Question about classifying cancer cells
Thank you for your great work on Geneformer.
I'm currently handling a breast cancer scRNA-seq dataset, and Im trying to classify the cells in it and comparing it with the clustering results. Since I'm novice in transfer learning and I noticed that you exclude malignant in your training set. Does this means it might be not a good idea to classifying breast cancer cells using the fine-tuned, pre-trained model?
Or, if it is possible to classify breast cancer cells, what strategy should I use? should I collect marked breast cancer cells' scRNA-seq public dataset, use the tokenizer, and fine-tune the pre-trained model?
Thanks
David
Thank you for your interest in Geneformer. As stated in the manuscript, we excluded cells with high mutational burdens (e.g. malignant cells and immortalized cell lines) that may lead to substantial network rewiring without companion genome sequencing to facilitate interpretation. While this led to less cells being included overall, we wanted to prioritize training a high quality embedding space with the knowledge that the model could always be fine-tuned towards cancer applications after the pretraining established its fundamental understanding of network dynamics. The approach you outlined is exactly how we would suggest proceeding. You can follow the disease classifier example to tune the learning hyperparameters for your application. We would suggest you use multiple labeled breast scRNAseq datasets if available for fine-tuning to ensure the model observes a broad range of examples so that it does not overfit to a particular dataset and is generalizable to your new dataset.
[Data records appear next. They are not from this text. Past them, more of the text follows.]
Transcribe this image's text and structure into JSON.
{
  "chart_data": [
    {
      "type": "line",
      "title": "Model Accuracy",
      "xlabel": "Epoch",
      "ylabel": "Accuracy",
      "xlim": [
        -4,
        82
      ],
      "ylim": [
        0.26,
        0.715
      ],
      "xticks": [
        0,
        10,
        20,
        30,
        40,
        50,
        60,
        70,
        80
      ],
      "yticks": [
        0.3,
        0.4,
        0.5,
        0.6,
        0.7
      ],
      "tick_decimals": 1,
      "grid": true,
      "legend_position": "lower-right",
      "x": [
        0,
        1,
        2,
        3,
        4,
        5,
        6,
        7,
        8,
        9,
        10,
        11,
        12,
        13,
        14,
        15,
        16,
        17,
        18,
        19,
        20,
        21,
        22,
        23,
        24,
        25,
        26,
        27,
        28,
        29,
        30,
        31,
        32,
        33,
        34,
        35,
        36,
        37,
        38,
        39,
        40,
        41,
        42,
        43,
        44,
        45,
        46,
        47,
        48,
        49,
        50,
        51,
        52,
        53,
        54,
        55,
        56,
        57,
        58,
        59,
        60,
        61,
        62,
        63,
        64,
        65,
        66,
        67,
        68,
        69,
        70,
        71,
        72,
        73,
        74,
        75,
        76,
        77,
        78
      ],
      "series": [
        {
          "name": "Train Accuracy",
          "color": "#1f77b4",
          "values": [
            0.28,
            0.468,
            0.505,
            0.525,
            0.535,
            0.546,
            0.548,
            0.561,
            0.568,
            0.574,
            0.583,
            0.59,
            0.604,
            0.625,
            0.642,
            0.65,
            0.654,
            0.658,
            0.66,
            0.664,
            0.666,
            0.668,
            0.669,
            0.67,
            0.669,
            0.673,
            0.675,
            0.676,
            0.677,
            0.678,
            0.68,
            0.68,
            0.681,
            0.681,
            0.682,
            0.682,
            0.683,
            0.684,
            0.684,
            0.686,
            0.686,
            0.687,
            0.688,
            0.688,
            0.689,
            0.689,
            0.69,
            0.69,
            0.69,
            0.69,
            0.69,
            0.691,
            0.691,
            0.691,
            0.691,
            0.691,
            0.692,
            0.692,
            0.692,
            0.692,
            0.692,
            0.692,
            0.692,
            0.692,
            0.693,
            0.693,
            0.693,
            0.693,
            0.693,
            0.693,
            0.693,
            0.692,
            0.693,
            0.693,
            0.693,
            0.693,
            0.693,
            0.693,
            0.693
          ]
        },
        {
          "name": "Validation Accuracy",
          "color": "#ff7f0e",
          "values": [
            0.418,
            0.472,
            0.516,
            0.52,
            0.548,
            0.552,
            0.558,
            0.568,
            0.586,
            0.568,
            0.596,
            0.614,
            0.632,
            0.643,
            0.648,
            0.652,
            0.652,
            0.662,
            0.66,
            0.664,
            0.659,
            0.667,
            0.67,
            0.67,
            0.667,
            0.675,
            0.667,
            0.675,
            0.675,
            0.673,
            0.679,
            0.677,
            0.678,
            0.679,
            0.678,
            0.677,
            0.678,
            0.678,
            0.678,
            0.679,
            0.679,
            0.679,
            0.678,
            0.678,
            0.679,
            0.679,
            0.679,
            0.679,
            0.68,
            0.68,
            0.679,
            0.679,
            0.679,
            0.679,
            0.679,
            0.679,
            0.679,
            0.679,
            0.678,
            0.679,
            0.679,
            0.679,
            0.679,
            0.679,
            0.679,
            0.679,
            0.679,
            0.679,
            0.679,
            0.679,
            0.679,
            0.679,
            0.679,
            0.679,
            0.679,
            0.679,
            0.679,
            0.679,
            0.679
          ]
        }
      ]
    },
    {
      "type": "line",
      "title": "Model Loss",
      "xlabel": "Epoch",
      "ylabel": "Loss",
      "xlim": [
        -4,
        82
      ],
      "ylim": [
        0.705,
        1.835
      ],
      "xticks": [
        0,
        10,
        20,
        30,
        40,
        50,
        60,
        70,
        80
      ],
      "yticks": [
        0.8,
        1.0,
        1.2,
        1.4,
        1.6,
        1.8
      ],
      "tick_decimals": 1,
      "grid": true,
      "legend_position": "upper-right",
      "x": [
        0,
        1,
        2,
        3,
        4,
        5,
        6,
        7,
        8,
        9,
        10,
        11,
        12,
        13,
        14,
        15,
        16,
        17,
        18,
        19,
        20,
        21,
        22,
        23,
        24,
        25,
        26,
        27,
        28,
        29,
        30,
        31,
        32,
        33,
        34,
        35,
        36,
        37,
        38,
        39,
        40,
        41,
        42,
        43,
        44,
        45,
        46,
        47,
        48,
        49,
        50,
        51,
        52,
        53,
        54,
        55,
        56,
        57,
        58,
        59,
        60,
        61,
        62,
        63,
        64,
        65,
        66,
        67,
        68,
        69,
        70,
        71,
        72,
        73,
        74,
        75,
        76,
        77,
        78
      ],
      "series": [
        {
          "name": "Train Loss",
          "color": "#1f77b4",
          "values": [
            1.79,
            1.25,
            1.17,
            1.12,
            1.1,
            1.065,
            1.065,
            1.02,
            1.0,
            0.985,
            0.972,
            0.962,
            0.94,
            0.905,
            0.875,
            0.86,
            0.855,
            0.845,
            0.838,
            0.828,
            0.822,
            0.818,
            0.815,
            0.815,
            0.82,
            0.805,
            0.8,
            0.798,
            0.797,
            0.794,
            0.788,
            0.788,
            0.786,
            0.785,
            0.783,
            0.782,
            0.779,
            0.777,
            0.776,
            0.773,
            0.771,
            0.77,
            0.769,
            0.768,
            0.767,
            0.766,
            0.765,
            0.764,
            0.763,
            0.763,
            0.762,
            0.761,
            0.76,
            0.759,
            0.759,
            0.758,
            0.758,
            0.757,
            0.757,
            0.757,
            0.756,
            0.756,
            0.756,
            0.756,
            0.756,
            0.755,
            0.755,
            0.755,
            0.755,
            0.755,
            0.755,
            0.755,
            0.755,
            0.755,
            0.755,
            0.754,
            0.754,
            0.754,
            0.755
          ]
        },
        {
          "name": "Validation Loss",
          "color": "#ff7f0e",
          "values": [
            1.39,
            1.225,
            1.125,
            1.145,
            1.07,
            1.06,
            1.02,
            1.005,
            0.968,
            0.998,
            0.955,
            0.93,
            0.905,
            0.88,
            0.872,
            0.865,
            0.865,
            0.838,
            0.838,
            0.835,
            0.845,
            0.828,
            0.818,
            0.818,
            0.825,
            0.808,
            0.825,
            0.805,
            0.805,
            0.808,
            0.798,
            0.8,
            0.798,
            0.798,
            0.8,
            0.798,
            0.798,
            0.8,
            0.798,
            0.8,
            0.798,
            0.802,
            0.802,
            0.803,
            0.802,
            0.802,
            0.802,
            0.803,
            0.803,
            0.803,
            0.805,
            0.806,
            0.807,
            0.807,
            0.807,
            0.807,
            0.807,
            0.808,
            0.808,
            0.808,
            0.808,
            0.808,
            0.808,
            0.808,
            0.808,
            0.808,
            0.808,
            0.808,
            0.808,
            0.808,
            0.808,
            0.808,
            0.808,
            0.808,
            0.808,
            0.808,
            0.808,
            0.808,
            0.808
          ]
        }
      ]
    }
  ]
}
As with any machine learning, we suggest you separate your data into train, validation, and test sets, where the train and validation sets are different individuals as opposed to cells subsampled from the same individual, and the test set is a totally separate held-out dataset (if available) to confirm your model performance after fine-tuning.
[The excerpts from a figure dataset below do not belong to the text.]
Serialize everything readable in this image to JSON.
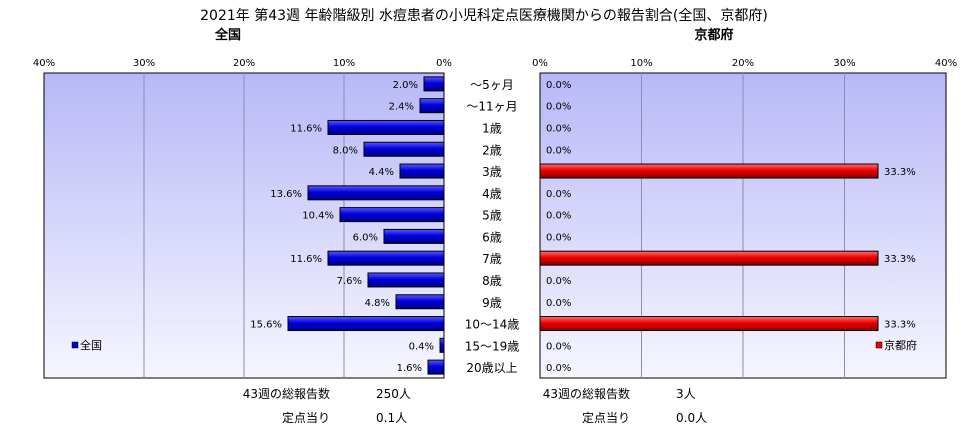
{
  "chart_data": {
    "type": "bar",
    "title": "2021年 第43週 年齢階級別 水痘患者の小児科定点医療機関からの報告割合(全国、京都府)",
    "categories": [
      "～5ヶ月",
      "～11ヶ月",
      "1歳",
      "2歳",
      "3歳",
      "4歳",
      "5歳",
      "6歳",
      "7歳",
      "8歳",
      "9歳",
      "10～14歳",
      "15～19歳",
      "20歳以上"
    ],
    "axis_ticks": [
      "40%",
      "30%",
      "20%",
      "10%",
      "0%",
      "0%",
      "10%",
      "20%",
      "30%",
      "40%"
    ],
    "xlim": [
      0,
      40
    ],
    "panels": [
      {
        "key": "national",
        "title": "全国",
        "legend": "全国",
        "legend_position": "bottom-left",
        "color": "#0000cc",
        "values": [
          2.0,
          2.4,
          11.6,
          8.0,
          4.4,
          13.6,
          10.4,
          6.0,
          11.6,
          7.6,
          4.8,
          15.6,
          0.4,
          1.6
        ],
        "data_labels": [
          "2.0%",
          "2.4%",
          "11.6%",
          "8.0%",
          "4.4%",
          "13.6%",
          "10.4%",
          "6.0%",
          "11.6%",
          "7.6%",
          "4.8%",
          "15.6%",
          "0.4%",
          "1.6%"
        ],
        "total_label": "43週の総報告数",
        "total_value": "250人",
        "per_label": "定点当り",
        "per_value": "0.1人"
      },
      {
        "key": "kyoto",
        "title": "京都府",
        "legend": "京都府",
        "legend_position": "bottom-right",
        "color": "#ee0000",
        "values": [
          0.0,
          0.0,
          0.0,
          0.0,
          33.3,
          0.0,
          0.0,
          0.0,
          33.3,
          0.0,
          0.0,
          33.3,
          0.0,
          0.0
        ],
        "data_labels": [
          "0.0%",
          "0.0%",
          "0.0%",
          "0.0%",
          "33.3%",
          "0.0%",
          "0.0%",
          "0.0%",
          "33.3%",
          "0.0%",
          "0.0%",
          "33.3%",
          "0.0%",
          "0.0%"
        ],
        "total_label": "43週の総報告数",
        "total_value": "3人",
        "per_label": "定点当り",
        "per_value": "0.0人"
      }
    ],
    "grid": true
  }
}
I used the perturbation in this model and the result is pretty good when I cross validate with online resources/papers, which suggest the pre-trained model is good. But when I tried to fine-tune my cell-classification model, it turns out that the model tend to classify all cells into one category after find-tune. It makes me thought whether it is caused by overwhelming cancerous epithelial cells. So is this the case when we need to use the disease classification model? Or it is possible I can find another dataset to fine-tune my model(like specific to one subtype of breast cancer/broad to healthy cells and subtypes of cancerous cells )? Thanks!
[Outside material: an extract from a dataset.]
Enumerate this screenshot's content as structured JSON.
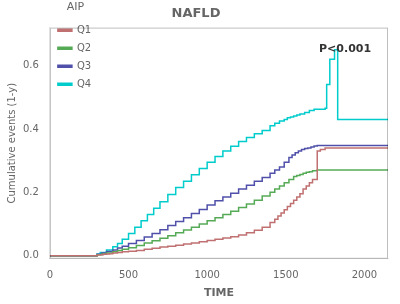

Thank you for your question. The disease classification is the same process as cell state classification as disease is a category of cell state. There are many factors that affect fine-tuning, including the dataset you used, whether the classes were balanced, and whether you fully optimized the learning hyperparameters. It sounds like you may have a significant class imbalance so you may consider balancing the classes better in your training dataset.